How do I store leftovers?
Store leftover Kimchi Jjigae in a tightly sealed container in the fridge. Stays good for 3-4 days. Reheat leftovers on the stovetop until bubbling and steaming hot. If the stew becomes too thick, add a little water to thin it out.
Other Kimchi recipes you may enjoy:
- Kimchi Pancakes
- Tuna Kimchi Fried Rice
- Kimchi Jumeok Bap (Rice Balls)
- Kimchi Jjim (Braised Kimchi)
- Bibim Guksu (cold mixed noodles)
- Pork Chops with Kimchi Pan Sauce
- Kimchi Queso Dip
Kimchi Jjigae with Pork Belly
- Large stock pot
- 2 cups kimchi + juice old, well fermented, aged kimchi
- 2 lbs pork belly, cut into bite-sized chunks (they will shrink)
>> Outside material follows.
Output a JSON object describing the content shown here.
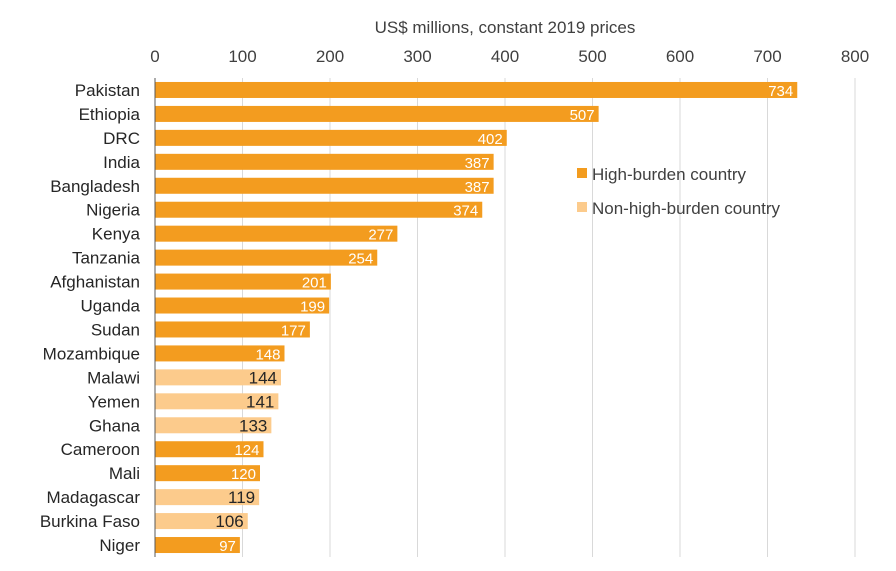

- 2 lbs pork bones (pork ribs, pork riblets, leftover pork chop bones, etc.) *optional
- 2 cups water
- 1 heaping Tbsp gochujang
- 1 tsp sugar
- 1 package tofu
- 2 Tbsp sesame oil
- 2 Tbsp butter
- 1 green onion, chopped optional garnish
- 1 Tbsp toasted sesame seeds optional garnish
- dash or two fish sauce
- In a large pot, add 1 tsp sesame oil + 1 tsp vegetable oil. Add kimchi and cook on medium heat until soft, caramelized, and the liquid is mostly evaporated.
- Add pork belly, water, gochujang, and sugar. Cover and bring to a boil. Lower heat and simmer until pork belly is jiggly and tender and the kimchi is cooked braised and soft, about 25-30 minutes.
- Add tofu and simmer until heated through, about 2-3 more minutes.
- Taste Kimchi Jjigae. If it tastes flat, add a dash or two of fish sauce and mix.
- Add sesame oil, and butter. Garnish with green onion and sesame seeds. Serve with rice and enjoy!